From: Ryan S. Marion, Prisoners for Sale: Making the Thirteenth Amendment Case Against State Private Prison Contracts, 18 William & Mary Bill of Rights Journal 213 (October, 2009) (282 Footnotes) (Full Article)
Prison overcrowding has evolved into a critical social problem. Per capita, the United States incarcerates more individuals than any industrialized nation in the world. In 2006, for example, the number of people “under supervision” in the nation's criminal justice systems topped 7.2 million. As a result, states spend billions of dollars to house, supervise, and counsel inmates. Adding to this problem, criminal law reform is slow and often nonexistent, and states have been forced to find other ways to remedy the burden that incarceration places on taxpayers and treasuries.

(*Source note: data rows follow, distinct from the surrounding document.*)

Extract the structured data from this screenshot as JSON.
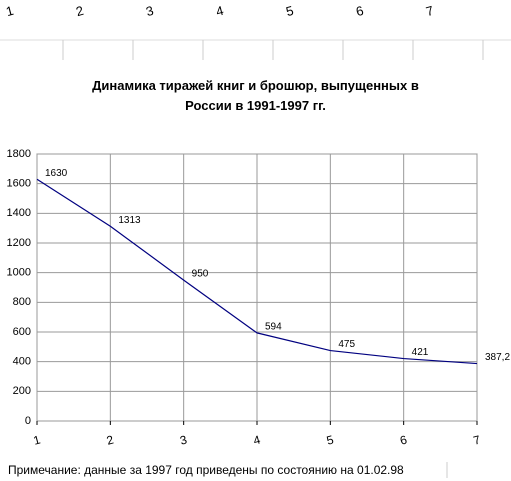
{
  "header": {
    "columns": [
      "1",
      "2",
      "3",
      "4",
      "5",
      "6",
      "7"
    ]
  },
  "chart_data": {
    "type": "line",
    "title": "Динамика тиражей книг и брошюр, выпущенных в России в 1991-1997 гг.",
    "x": [
      1,
      2,
      3,
      4,
      5,
      6,
      7
    ],
    "series": [
      {
        "color": "#000080",
        "values": [
          1630,
          1313,
          950,
          594,
          475,
          421,
          387.2
        ],
        "value_labels": [
          "1630",
          "1313",
          "950",
          "594",
          "475",
          "421",
          "387,2"
        ]
      }
    ],
    "xlim": [
      1,
      7
    ],
    "xticks": [
      1,
      2,
      3,
      4,
      5,
      6,
      7
    ],
    "ylim": [
      0,
      1800
    ],
    "yticks": [
      0,
      200,
      400,
      600,
      800,
      1000,
      1200,
      1400,
      1600,
      1800
    ],
    "grid": true
  },
  "note": "Примечание: данные за 1997 год приведены по состоянию на 01.02.98"
}
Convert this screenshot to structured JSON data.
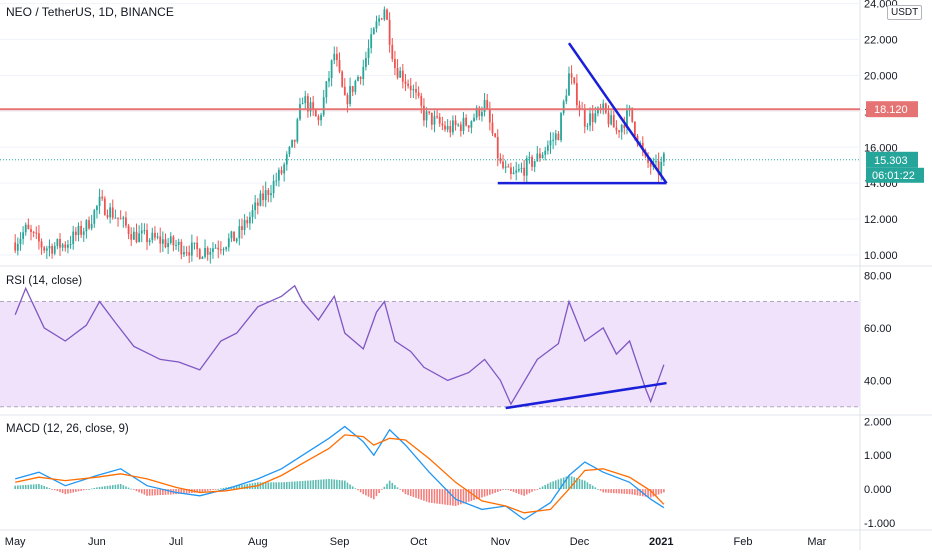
{
  "header": {
    "symbol_title": "NEO / TetherUS, 1D, BINANCE",
    "currency_badge": "USDT"
  },
  "colors": {
    "up": "#26a69a",
    "down": "#ef5350",
    "trend": "#1a1fd8",
    "resistance": "#e57373",
    "rsi_line": "#7e57c2",
    "rsi_band": "#f0e2fb",
    "macd_line": "#2196f3",
    "signal_line": "#ff6d00",
    "last_price": "#26a69a"
  },
  "chart_data": [
    {
      "type": "candlestick",
      "title": "NEO / TetherUS, 1D, BINANCE",
      "x_tick_labels": [
        "May",
        "Jun",
        "Jul",
        "Aug",
        "Sep",
        "Oct",
        "Nov",
        "Dec",
        "2021",
        "Feb",
        "Mar"
      ],
      "y_tick_labels": [
        "10.000",
        "12.000",
        "14.000",
        "16.000",
        "18.000",
        "20.000",
        "22.000",
        "24.000"
      ],
      "ylim": [
        9.5,
        24.2
      ],
      "close_path": [
        [
          "2020-05-01",
          10.7
        ],
        [
          "2020-05-05",
          11.4
        ],
        [
          "2020-05-12",
          10.4
        ],
        [
          "2020-05-20",
          10.6
        ],
        [
          "2020-05-28",
          11.6
        ],
        [
          "2020-06-02",
          12.9
        ],
        [
          "2020-06-08",
          12.2
        ],
        [
          "2020-06-15",
          11.1
        ],
        [
          "2020-06-25",
          10.8
        ],
        [
          "2020-07-02",
          10.5
        ],
        [
          "2020-07-10",
          10.2
        ],
        [
          "2020-07-18",
          10.6
        ],
        [
          "2020-07-24",
          11.0
        ],
        [
          "2020-08-01",
          12.8
        ],
        [
          "2020-08-10",
          14.6
        ],
        [
          "2020-08-15",
          16.4
        ],
        [
          "2020-08-18",
          18.8
        ],
        [
          "2020-08-24",
          17.4
        ],
        [
          "2020-08-30",
          21.2
        ],
        [
          "2020-09-03",
          18.5
        ],
        [
          "2020-09-10",
          20.5
        ],
        [
          "2020-09-15",
          22.8
        ],
        [
          "2020-09-18",
          23.8
        ],
        [
          "2020-09-22",
          20.5
        ],
        [
          "2020-09-28",
          19.4
        ],
        [
          "2020-10-03",
          17.8
        ],
        [
          "2020-10-12",
          17.0
        ],
        [
          "2020-10-20",
          17.4
        ],
        [
          "2020-10-26",
          18.4
        ],
        [
          "2020-11-01",
          15.0
        ],
        [
          "2020-11-05",
          14.3
        ],
        [
          "2020-11-15",
          15.4
        ],
        [
          "2020-11-23",
          16.8
        ],
        [
          "2020-11-27",
          20.0
        ],
        [
          "2020-12-03",
          17.5
        ],
        [
          "2020-12-10",
          18.0
        ],
        [
          "2020-12-15",
          16.9
        ],
        [
          "2020-12-20",
          17.9
        ],
        [
          "2020-12-26",
          15.2
        ],
        [
          "2020-12-31",
          14.7
        ],
        [
          "2021-01-02",
          15.3
        ]
      ],
      "resistance_line": 18.12,
      "last_price": 15.303,
      "price_labels": [
        "18.120",
        "15.303"
      ],
      "countdown": "06:01:22",
      "annotations": {
        "triangle_descending": [
          [
            "2020-11-27",
            21.8
          ],
          [
            "2021-01-03",
            14.0
          ]
        ],
        "triangle_base": [
          [
            "2020-10-31",
            14.0
          ],
          [
            "2021-01-03",
            14.0
          ]
        ]
      }
    },
    {
      "type": "line",
      "title": "RSI (14, close)",
      "y_tick_labels": [
        "40.00",
        "60.00",
        "80.00"
      ],
      "ylim": [
        28,
        82
      ],
      "band": [
        30,
        70
      ],
      "series": [
        {
          "name": "RSI (14, close)",
          "points": [
            [
              "2020-05-01",
              65
            ],
            [
              "2020-05-05",
              75
            ],
            [
              "2020-05-12",
              60
            ],
            [
              "2020-05-20",
              55
            ],
            [
              "2020-05-28",
              61
            ],
            [
              "2020-06-02",
              70
            ],
            [
              "2020-06-08",
              62
            ],
            [
              "2020-06-15",
              53
            ],
            [
              "2020-06-25",
              48
            ],
            [
              "2020-07-02",
              47
            ],
            [
              "2020-07-10",
              44
            ],
            [
              "2020-07-18",
              55
            ],
            [
              "2020-07-24",
              58
            ],
            [
              "2020-08-01",
              68
            ],
            [
              "2020-08-10",
              72
            ],
            [
              "2020-08-15",
              76
            ],
            [
              "2020-08-18",
              70
            ],
            [
              "2020-08-24",
              63
            ],
            [
              "2020-08-30",
              72
            ],
            [
              "2020-09-03",
              58
            ],
            [
              "2020-09-10",
              52
            ],
            [
              "2020-09-15",
              66
            ],
            [
              "2020-09-18",
              70
            ],
            [
              "2020-09-22",
              55
            ],
            [
              "2020-09-28",
              51
            ],
            [
              "2020-10-03",
              45
            ],
            [
              "2020-10-12",
              40
            ],
            [
              "2020-10-20",
              43
            ],
            [
              "2020-10-26",
              48
            ],
            [
              "2020-11-01",
              40
            ],
            [
              "2020-11-05",
              31
            ],
            [
              "2020-11-15",
              48
            ],
            [
              "2020-11-23",
              54
            ],
            [
              "2020-11-27",
              70
            ],
            [
              "2020-12-03",
              55
            ],
            [
              "2020-12-10",
              60
            ],
            [
              "2020-12-15",
              50
            ],
            [
              "2020-12-20",
              55
            ],
            [
              "2020-12-26",
              37
            ],
            [
              "2020-12-28",
              32
            ],
            [
              "2021-01-02",
              46
            ]
          ]
        }
      ],
      "annotations": {
        "rsi_trendline": [
          [
            "2020-11-03",
            29.5
          ],
          [
            "2021-01-03",
            39.0
          ]
        ]
      }
    },
    {
      "type": "line",
      "title": "MACD (12, 26, close, 9)",
      "y_tick_labels": [
        "-1.000",
        "0.000",
        "1.000",
        "2.000"
      ],
      "ylim": [
        -1.15,
        2.1
      ],
      "series": [
        {
          "name": "MACD",
          "points": [
            [
              "2020-05-01",
              0.3
            ],
            [
              "2020-05-10",
              0.5
            ],
            [
              "2020-05-20",
              0.1
            ],
            [
              "2020-06-01",
              0.4
            ],
            [
              "2020-06-10",
              0.6
            ],
            [
              "2020-06-20",
              0.1
            ],
            [
              "2020-07-01",
              -0.1
            ],
            [
              "2020-07-10",
              -0.2
            ],
            [
              "2020-07-20",
              0.0
            ],
            [
              "2020-08-01",
              0.3
            ],
            [
              "2020-08-10",
              0.6
            ],
            [
              "2020-08-20",
              1.1
            ],
            [
              "2020-08-28",
              1.5
            ],
            [
              "2020-09-03",
              1.85
            ],
            [
              "2020-09-10",
              1.4
            ],
            [
              "2020-09-14",
              1.0
            ],
            [
              "2020-09-20",
              1.75
            ],
            [
              "2020-09-26",
              1.3
            ],
            [
              "2020-10-05",
              0.5
            ],
            [
              "2020-10-15",
              -0.3
            ],
            [
              "2020-10-25",
              -0.6
            ],
            [
              "2020-11-03",
              -0.5
            ],
            [
              "2020-11-10",
              -0.9
            ],
            [
              "2020-11-20",
              -0.4
            ],
            [
              "2020-11-27",
              0.4
            ],
            [
              "2020-12-03",
              0.8
            ],
            [
              "2020-12-10",
              0.5
            ],
            [
              "2020-12-20",
              0.2
            ],
            [
              "2020-12-28",
              -0.3
            ],
            [
              "2021-01-02",
              -0.55
            ]
          ]
        },
        {
          "name": "Signal",
          "points": [
            [
              "2020-05-01",
              0.2
            ],
            [
              "2020-05-10",
              0.35
            ],
            [
              "2020-05-20",
              0.25
            ],
            [
              "2020-06-01",
              0.35
            ],
            [
              "2020-06-10",
              0.45
            ],
            [
              "2020-06-20",
              0.3
            ],
            [
              "2020-07-01",
              0.05
            ],
            [
              "2020-07-10",
              -0.1
            ],
            [
              "2020-07-20",
              -0.05
            ],
            [
              "2020-08-01",
              0.1
            ],
            [
              "2020-08-10",
              0.4
            ],
            [
              "2020-08-20",
              0.85
            ],
            [
              "2020-08-28",
              1.2
            ],
            [
              "2020-09-03",
              1.6
            ],
            [
              "2020-09-10",
              1.55
            ],
            [
              "2020-09-14",
              1.3
            ],
            [
              "2020-09-20",
              1.5
            ],
            [
              "2020-09-26",
              1.45
            ],
            [
              "2020-10-05",
              0.9
            ],
            [
              "2020-10-15",
              0.2
            ],
            [
              "2020-10-25",
              -0.35
            ],
            [
              "2020-11-03",
              -0.5
            ],
            [
              "2020-11-10",
              -0.7
            ],
            [
              "2020-11-20",
              -0.6
            ],
            [
              "2020-11-27",
              0.0
            ],
            [
              "2020-12-03",
              0.55
            ],
            [
              "2020-12-10",
              0.6
            ],
            [
              "2020-12-20",
              0.35
            ],
            [
              "2020-12-28",
              -0.05
            ],
            [
              "2021-01-02",
              -0.45
            ]
          ]
        }
      ]
    }
  ]
}
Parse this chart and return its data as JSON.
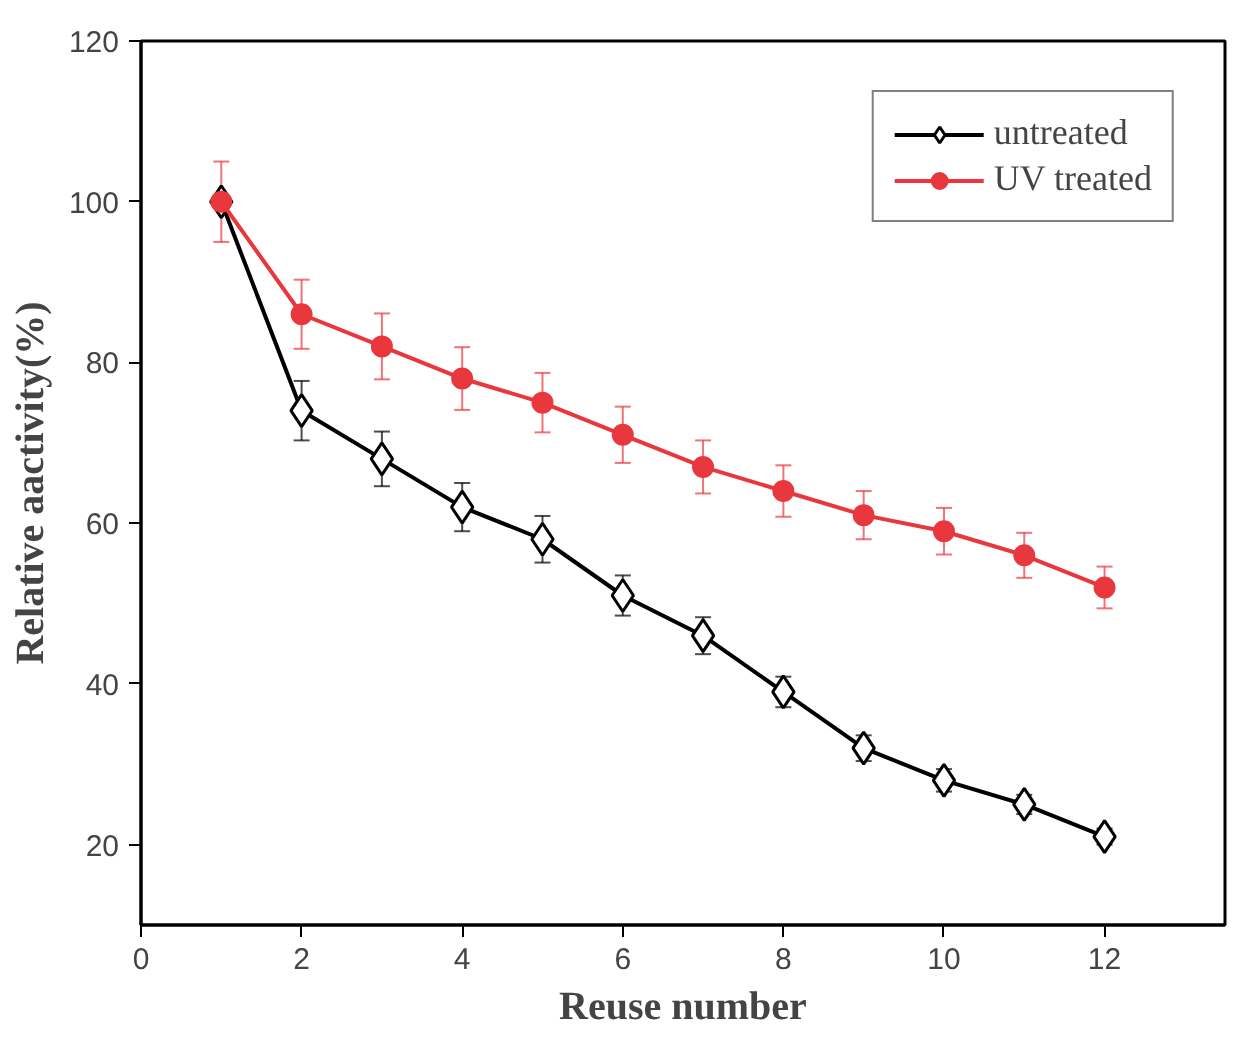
{
  "chart_data": {
    "type": "line",
    "xlabel": "Reuse number",
    "ylabel": "Relative aactivity(%)",
    "x": [
      1,
      2,
      3,
      4,
      5,
      6,
      7,
      8,
      9,
      10,
      11,
      12
    ],
    "series": [
      {
        "name": "untreated",
        "color": "#000000",
        "marker": "diamond",
        "values": [
          100,
          74,
          68,
          62,
          58,
          51,
          46,
          39,
          32,
          28,
          25,
          21
        ],
        "errors": [
          null,
          3.7,
          3.4,
          3,
          2.9,
          2.5,
          2.3,
          1.9,
          1.6,
          1.4,
          1.2,
          1
        ]
      },
      {
        "name": "UV treated",
        "color": "#e8383d",
        "marker": "circle",
        "values": [
          100,
          86,
          82,
          78,
          75,
          71,
          67,
          64,
          61,
          59,
          56,
          52
        ],
        "errors": [
          5,
          4.3,
          4.1,
          3.9,
          3.7,
          3.5,
          3.3,
          3.2,
          3,
          2.9,
          2.8,
          2.6
        ]
      }
    ],
    "xlim": [
      0,
      13.5
    ],
    "xticks": [
      0,
      2,
      4,
      6,
      8,
      10,
      12
    ],
    "ylim": [
      10,
      120
    ],
    "yticks": [
      20,
      40,
      60,
      80,
      100,
      120
    ],
    "grid": false,
    "legend": "top right",
    "line_style": "solid"
  }
}
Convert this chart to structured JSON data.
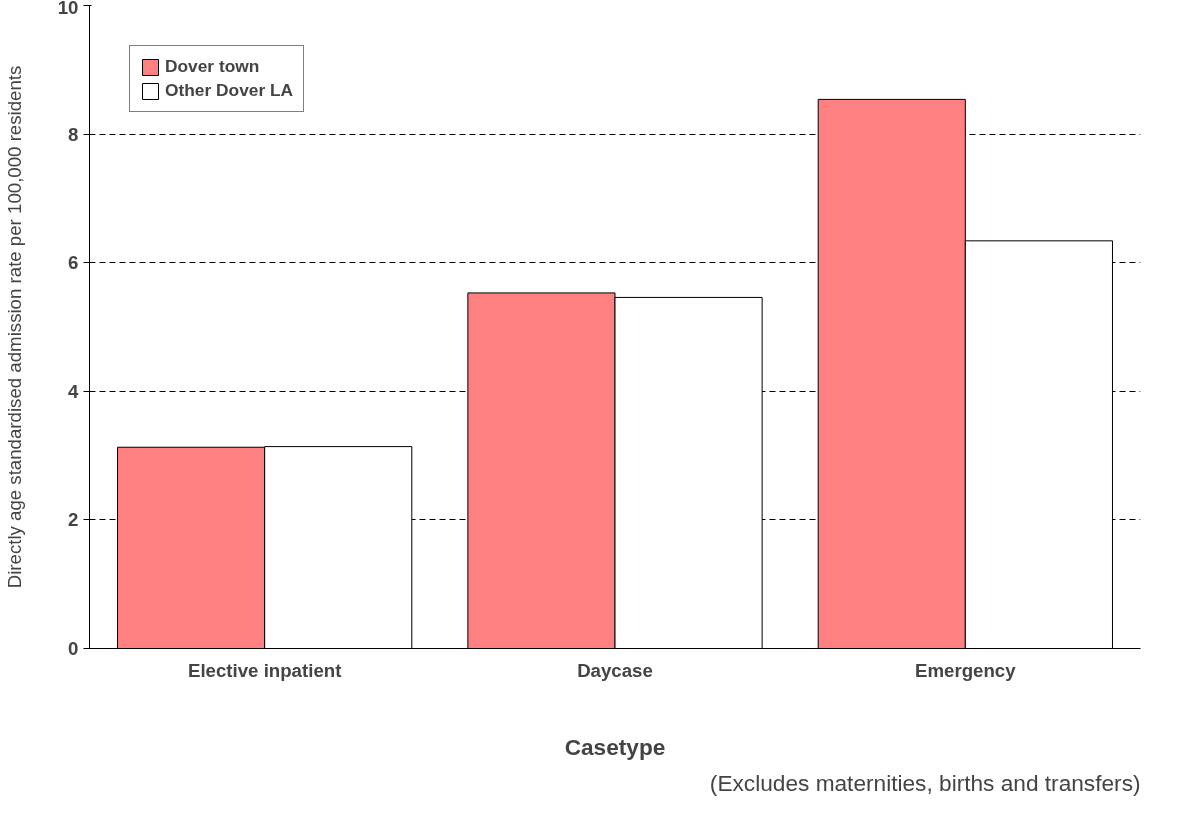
{
  "chart_data": {
    "type": "bar",
    "xlabel": "Casetype",
    "ylabel": "Directly age standardised admission rate per 100,000 residents",
    "categories": [
      "Elective inpatient",
      "Daycase",
      "Emergency"
    ],
    "series": [
      {
        "name": "Dover town",
        "color": "#ff8080",
        "values": [
          3.13,
          5.53,
          8.54
        ]
      },
      {
        "name": "Other Dover LA",
        "color": "#ffffff",
        "values": [
          3.14,
          5.46,
          6.34
        ]
      }
    ],
    "ylim": [
      0,
      10
    ],
    "yticks": [
      0,
      2,
      4,
      6,
      8,
      10
    ],
    "grid": "y",
    "line_style": "dashed",
    "legend": "top left",
    "annotations": [
      "(Excludes maternities, births and transfers)"
    ]
  }
}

Starting in the 1980s, one such remedy has been for states and localities to enter into contracts with private corrections construction and management firms. These companies are publicly traded and exist solely for the purpose of making profits from prison contracts with local, state, and federal authorities. In fact, Corrections Corporation of America (CCA), the oldest and most well-known private prison company, is listed on the New York Stock Exchange and recently reported nearly $1.5 billion in total revenue. CCA's success led to the creation of similar entities across the United States, taking the private prison industry from a one-man show to a billion dollar market in just two decades.
To grasp the constitutional concerns presented by the private prison industry, one must first understand how it makes a profit. First, a state or locality, either by statute or decree, approves a new prison and solicits bids from private prison companies. Once a prison company secures a contract, it builds the type of correctional facility requested and operates it for the government. The latter task requires the prison company to hire personnel (e.g., prison guards, wardens, and psychologists) and provide the same services as a state-owned prison. Criminal justice scholars and legal professionals have generally commented on the benefits of privatization, stating that competition among firms results in better facilities for the inmates as well as lower costs to taxpayers.
Private prisons also mimic their public counterparts in one interesting aspect: prison labor. As in state jail, prisoners confined by the state to a privately owned facility must perform menial tasks for little to no pay. The point of such work, consequently, is reformation and rehabilitation. By doing such work in the private context, however, prisoners directly contribute to the profit-making function of the corporation. At the very least, therefore, inmate labor in private prisons constitutes “involuntary servitude.” If the state is characterized as “contracting out” inmates to these corporations who subsequently aid the prison in earning corporate revenue, the system begins to resemble a modern day form of slavery.
The Thirteenth Amendment states, “Neither slavery nor involuntary servitude, except as a punishment for crime whereof the party shall have been duly convicted, shall exist within the United States, or any place subject to their jurisdiction.” Since its passage, the “Punishment Clause” has been a bane for prisoners who argue that they are being subjected to conditions resembling slavery or involuntary servitude. Finding support from the Slaughter-House Cases, federal courts have held that the main purpose of the amendment was specific-to abolish African-American chattel slavery and its incidents. As such, the Punishment Clause renders any current prisoner's argument that they are slaves or involuntary servants void and frivolous. In these cases, the Court either implicitly assumes or directly states that private prison inmates have no Thirteenth Amendment claim without further elaboration.
This Note argues that, given the history of the Thirteenth Amendment and the current state of private prison contracts, inmates working in these privately owned and operated facilities do indeed have a constitutional claim. The Punishment Clause does not, in fact, justify the current relationship between government entities and private prison companies. In its current form, the state is handing over control of prisoners to private companies who, in turn, use the prisoners to improve their facilities and increase profits, thus indirectly benefiting these companies' shareholders. Such a system of private, unpaid use of labor too closely resembles the slave system that the Thirteenth Amendment sought to abolish, and was not the punishment scheme envisioned by its drafters when they carved out an exemption for convict servitude.
The argument will proceed in several parts. Part I will outline the development of the penitentiary system in the United States by focusing on how the private sector has been used to aid the state in its responsibility to rehabilitate and punish criminals. The Thirteenth Amendment's contributions to prison organization, the Southern “convict leasing” system that resulted, and the modern private prison industry's emergence will also be discussed, along with the Supreme Court's early Thirteenth Amendment jurisprudence, which simultaneously killed and partially revived the amendment as a protector of civil rights.
Part II, discussing current judicial treatment of the Thirteenth Amendment, will outline the private prisoner's possible constitutional claim. Utilizing this discussion, this Note will contend that the Supreme Court would be justified in rendering the current private prison industry unconstitutional under the Thirteenth Amendment's prohibition against “slavery [and] involuntary servitude.”
Finally, Part III will propose a legislative solution, modeled on Virginia's administrative code, that will allow the private prison industry to exist and make profits while avoiding any suggestion that its existence violates prisoners' civil rights against slave-like, compulsory labor.